Evidence-based practice helps ground professional decisions in the literature of the discipline and in the context of the patient(s), subjects (human or otherwise) or situation-- such studies are done and used in architecture, ecology and public policy as well as health, social work, and education. The biggest single question is some form of: "What has been shown to work, in ____situation?"
Sometimes, there is enough to suggest relevant practices but not count them as proven, what Adams and Sandbrook refer to "evidence-informed practice" (Conservation, evidence and policy. 2013. Oryx, 47,3: 329-335)
While the majority of evidence-based practice studies relate to health of human beings, the practice is spreading to other fields. Appropriate sources may vary by discipline; IF in doubt, consult your advisor/professor.
Sources of Evidence
|Meta-analysis of multiple well-designed controlled studies||
|Well-designed randomized controlled trials||
|Well-designed non-randomized controlled trial (quasi-experiments)||
|Observational studies with controls (retrospective studies, interrupted time-series studies, case-control studies, cohort studies with controls)||
|Observational studies without controls (cohort studies without controls and case series)||
Robey, R. R. (2004, April 13). Levels of Evidence. The ASHA Leader. http://www.asha.org/Publications/leader/2004/040413/f040413a2.htm
There are other examples. This is a commonly-used hierarchy.
Rating System for the Hierarchy of Evidence: Quantitative Questions
Level I: Evidence from a systematic review of all relevant randomized controlled trials (RCT's), or evidence-based clinical practice guidelines based on systematic reviews of RCT's
Level II: Evidence obtained from at least one well-designed Randomized Controlled Trial (RCT)
Level III: Evidence obtained from well-designed controlled trials without randomization, quasi-experimental
Level IV: Evidence from well-designed case-control and cohort studies
Level V: Evidence from systematic reviews of descriptive and qualitative studies
Level VI: Evidence from a single descriptive or qualitative study
Level VII: Evidence from the opinion of authorities and/or reports of expert committees
Practice that is based on empirical research is more likely to be sound. Looking for systematic reviews of the literature allows you to have some confidence that the practices recommended are based on more than just a few patients. Systematic reviews that include meta-analyses of the data in the articles are more likely to be reliable.
What rules did the authors follow when doing the meta-analysis or systematic review? There should be:
Did they cover the relevant, important literature in the field? Is the number sufficient? How did they define useful studies? Does their definition make sense? Did they include randomized controlled studies as at least part of their selection? Did they suggest implications of the results of the study for practice and research? Are recommendations or protocols included, or are you directed to them in another document?

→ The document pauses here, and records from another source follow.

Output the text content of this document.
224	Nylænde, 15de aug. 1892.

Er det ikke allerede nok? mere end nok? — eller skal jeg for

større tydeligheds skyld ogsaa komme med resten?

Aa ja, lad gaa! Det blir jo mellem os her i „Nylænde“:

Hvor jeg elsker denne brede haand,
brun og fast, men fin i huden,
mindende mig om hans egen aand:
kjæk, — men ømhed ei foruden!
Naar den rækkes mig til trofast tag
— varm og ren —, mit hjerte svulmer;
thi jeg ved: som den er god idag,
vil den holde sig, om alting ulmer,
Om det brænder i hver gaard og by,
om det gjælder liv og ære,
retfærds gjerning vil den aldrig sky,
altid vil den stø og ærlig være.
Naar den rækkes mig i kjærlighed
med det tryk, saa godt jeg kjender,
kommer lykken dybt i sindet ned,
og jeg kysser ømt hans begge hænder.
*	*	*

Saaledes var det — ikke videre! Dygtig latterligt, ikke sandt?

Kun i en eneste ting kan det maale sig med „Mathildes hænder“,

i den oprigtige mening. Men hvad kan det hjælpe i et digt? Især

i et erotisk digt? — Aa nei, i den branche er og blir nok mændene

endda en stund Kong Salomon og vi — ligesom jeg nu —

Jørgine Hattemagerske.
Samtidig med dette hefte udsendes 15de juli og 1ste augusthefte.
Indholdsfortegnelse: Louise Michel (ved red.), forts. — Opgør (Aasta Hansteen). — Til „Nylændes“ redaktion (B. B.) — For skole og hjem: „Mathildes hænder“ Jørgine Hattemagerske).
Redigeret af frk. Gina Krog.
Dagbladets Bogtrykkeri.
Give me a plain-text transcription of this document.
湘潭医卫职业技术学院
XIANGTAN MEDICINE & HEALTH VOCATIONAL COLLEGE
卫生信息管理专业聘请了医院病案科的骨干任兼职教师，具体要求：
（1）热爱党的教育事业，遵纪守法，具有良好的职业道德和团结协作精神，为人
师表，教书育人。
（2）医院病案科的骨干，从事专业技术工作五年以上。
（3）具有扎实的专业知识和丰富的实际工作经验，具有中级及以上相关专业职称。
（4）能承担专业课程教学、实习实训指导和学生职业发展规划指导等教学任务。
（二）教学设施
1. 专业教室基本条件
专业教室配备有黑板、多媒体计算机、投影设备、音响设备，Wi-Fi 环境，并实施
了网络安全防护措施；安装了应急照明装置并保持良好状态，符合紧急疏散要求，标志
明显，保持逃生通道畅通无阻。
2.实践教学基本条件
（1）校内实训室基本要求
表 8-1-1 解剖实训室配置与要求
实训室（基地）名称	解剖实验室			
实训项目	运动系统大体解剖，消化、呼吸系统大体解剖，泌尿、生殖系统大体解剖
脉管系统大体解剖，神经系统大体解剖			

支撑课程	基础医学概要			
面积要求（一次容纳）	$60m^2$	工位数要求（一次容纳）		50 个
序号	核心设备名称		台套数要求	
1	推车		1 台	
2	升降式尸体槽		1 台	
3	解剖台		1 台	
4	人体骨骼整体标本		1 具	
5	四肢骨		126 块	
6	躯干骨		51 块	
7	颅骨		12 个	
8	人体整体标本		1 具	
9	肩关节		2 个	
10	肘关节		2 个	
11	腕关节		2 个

Things to consider: Did they ask a good question? the 'right' question? Did they make their methods explicit? Was their search detailed? Was it comprehensive? What did they miss, and why?
A different model for evaluation that I also like is called the rhetorical triangle: the three points of the triangle are author, audience and purpose (Laura Wukovitz, http://Research Guides.hacc.edu/milex). This brings into the consideration that there are often social dimensions to even the most data-driven science ("Whose ox is being gored?"), another way of asking who benefits or loses from a particular publication or study, and in what way?